When the showpiece of the gala event was unveiled with the announcement of the winners of the hackathon (also known as the Agrihack championships) and media awards, it became abundantly clear that the techies had carried the night.

It appears the script must have been written well before to forge a distinct linkage between ICTs and agriculture from a global perspective, as the programme kicked off with a Plug and Play Day offering “a fantastic opportunity for a valuable and very practical insight into the latest technological developments in the field of ICTs”.

“We techies are here…with ministers, policymakers and everybody else. We’ve made it. I was so excited to see so many women involved in creating new technologies,” said Rebecca Enonchong, founder and CEO of AppsTech, which provides enterprise application solutions to clients in 50 countries.

“We techies are here…with ministers, policymakers and everybody else. We’ve made it. I was so excited to see so many women involved in creating new technologies.”

Rebecca Enonchong,  AppsTech

Enonchong told the ICT experts that App techies are at the central part of generating economic growth and the conference had recognised what they do as she quoted Albert Einstein: “Logic will take you from A to B; imagination will take you everywhere.”

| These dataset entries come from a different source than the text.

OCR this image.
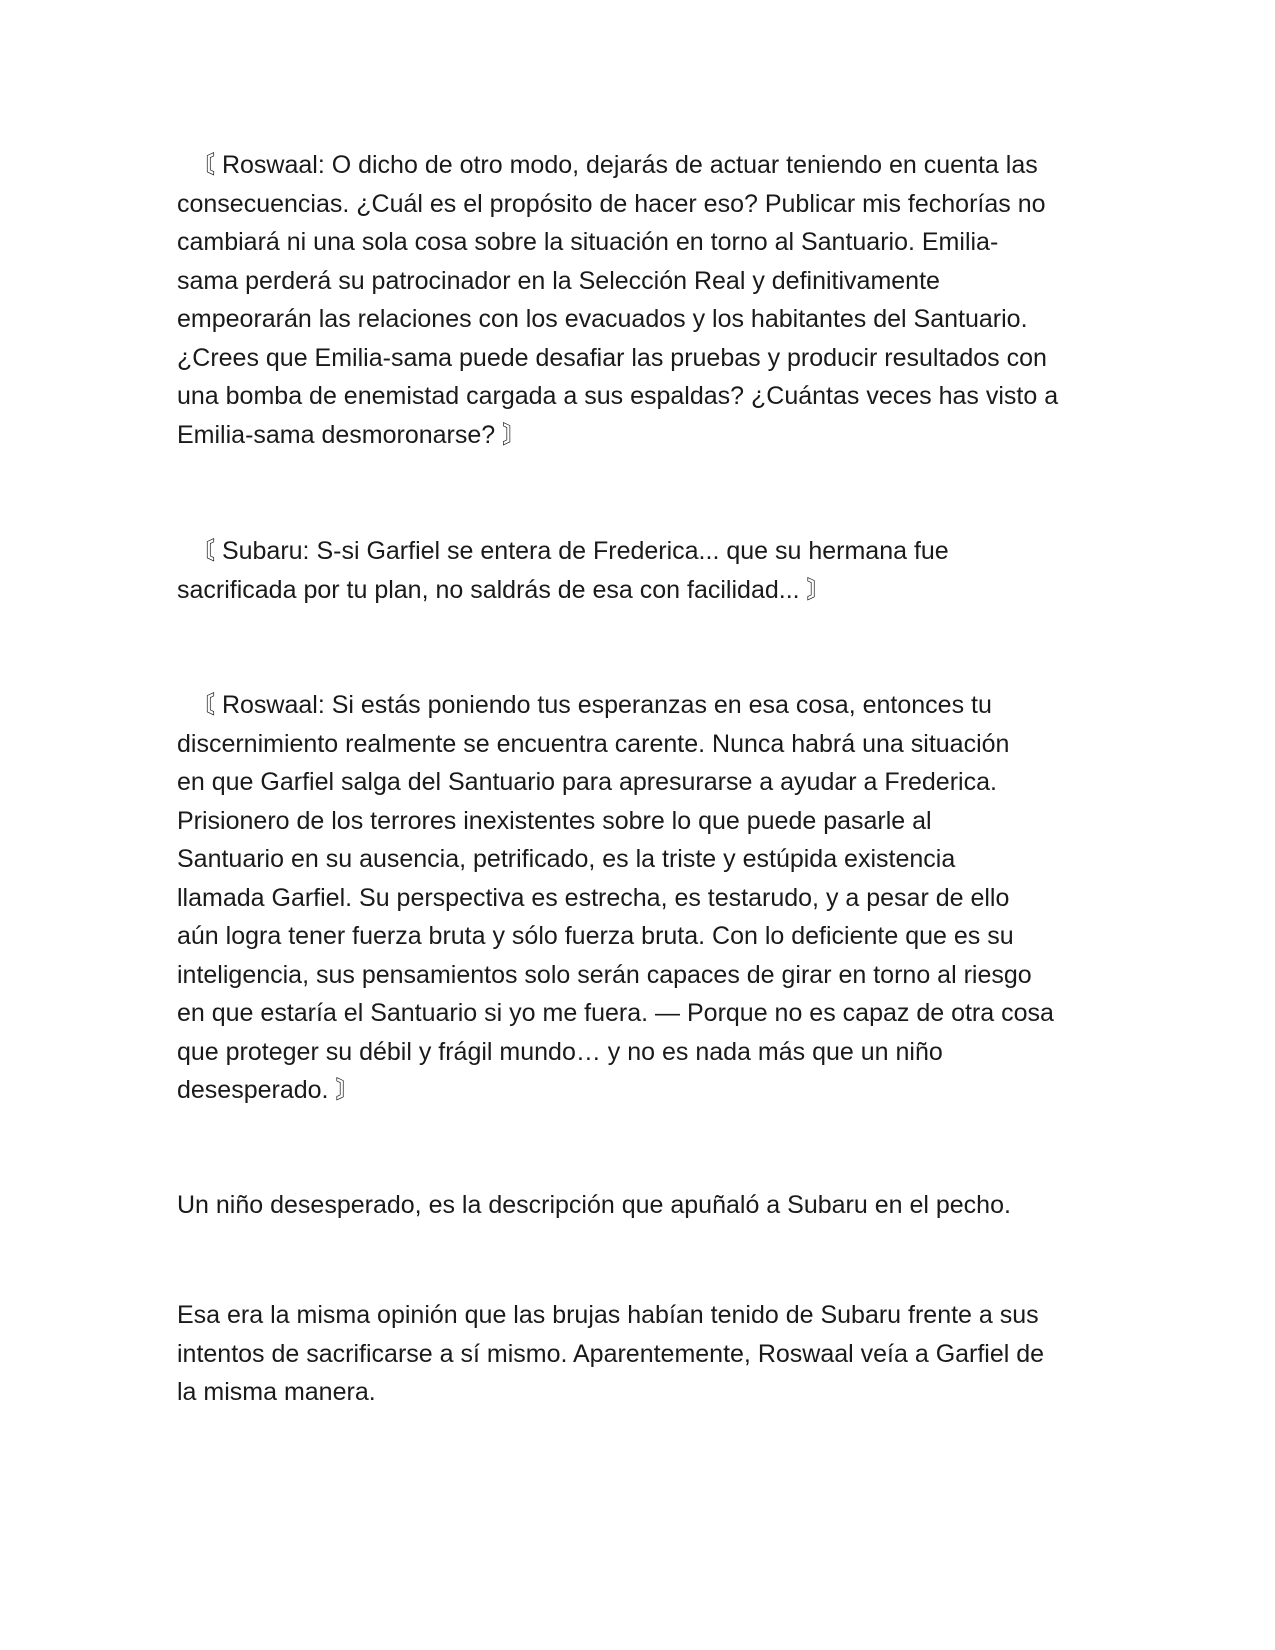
〘 Roswaal: O dicho de otro modo, dejarás de actuar teniendo en cuenta las
consecuencias. ¿Cuál es el propósito de hacer eso? Publicar mis fechorías no
cambiará ni una sola cosa sobre la situación en torno al Santuario. Emilia-
sama perderá su patrocinador en la Selección Real y definitivamente
empeorarán las relaciones con los evacuados y los habitantes del Santuario.
¿Crees que Emilia-sama puede desafiar las pruebas y producir resultados con
una bomba de enemistad cargada a sus espaldas? ¿Cuántas veces has visto a
Emilia-sama desmoronarse? 〙
〘 Subaru: S-si Garfiel se entera de Frederica... que su hermana fue
sacrificada por tu plan, no saldrás de esa con facilidad... 〙
〘 Roswaal: Si estás poniendo tus esperanzas en esa cosa, entonces tu
discernimiento realmente se encuentra carente. Nunca habrá una situación
en que Garfiel salga del Santuario para apresurarse a ayudar a Frederica.
Prisionero de los terrores inexistentes sobre lo que puede pasarle al
Santuario en su ausencia, petrificado, es la triste y estúpida existencia
llamada Garfiel. Su perspectiva es estrecha, es testarudo, y a pesar de ello
aún logra tener fuerza bruta y sólo fuerza bruta. Con lo deficiente que es su
inteligencia, sus pensamientos solo serán capaces de girar en torno al riesgo
en que estaría el Santuario si yo me fuera. — Porque no es capaz de otra cosa
que proteger su débil y frágil mundo… y no es nada más que un niño
desesperado. 〙
Un niño desesperado, es la descripción que apuñaló a Subaru en el pecho.
Esa era la misma opinión que las brujas habían tenido de Subaru frente a sus
intentos de sacrificarse a sí mismo. Aparentemente, Roswaal veía a Garfiel de
la misma manera.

Ensibuko, Uganda, were declared the hackathon winners for designing a web and mobile application that enables savings and credit cooperatives of smallholder rural farmers to mobilise savings and receive and disburse loans. MAgric of Ethiopia was second with their AgriVas radio information resource centre. The all-women Ugandan team Agrinfo, was third for developing a web-based and mobile geographic information system for mapping farms and lands.

The media competition winner was Kenya’s Joshua Masinde,  Arison Mbuli Tamfu of Cameroon was second and Fidelis Zvomuyu of Zimbabwe was third.  The Technical Centre for Agricultural and Rural Cooperation ACP-EU (CTA), organizers and partners of the event, believe that the conference was a success as does Agnes Kalibata, minister of Rwanda’s Ministry of Agriculture and Animal Resources — the host.

 “[The event] linked people who often don’t come together in the same forum – farmers and ICT experts,” said CTA director Michael Hailu.

Kalibata added “A very cool field, ICT has been married to a not so-cool field, agriculture,”

CTA’s ICT guru Giacomo Rambaldi concluded: “Conferences this size are nearly always PowerPoint-led, but right from the outset we decided that this one would be different, with interaction at its core”.

The Kigali ICT4Ag conference was an exposition of the dramatic change offering great opportunities for African agriculture to become more cost-effective, efficient and more timely in adopting practices for harmony between ICTs and farming.

This article has been produced by SciDev.Net's Sub-Saharan Africa desk.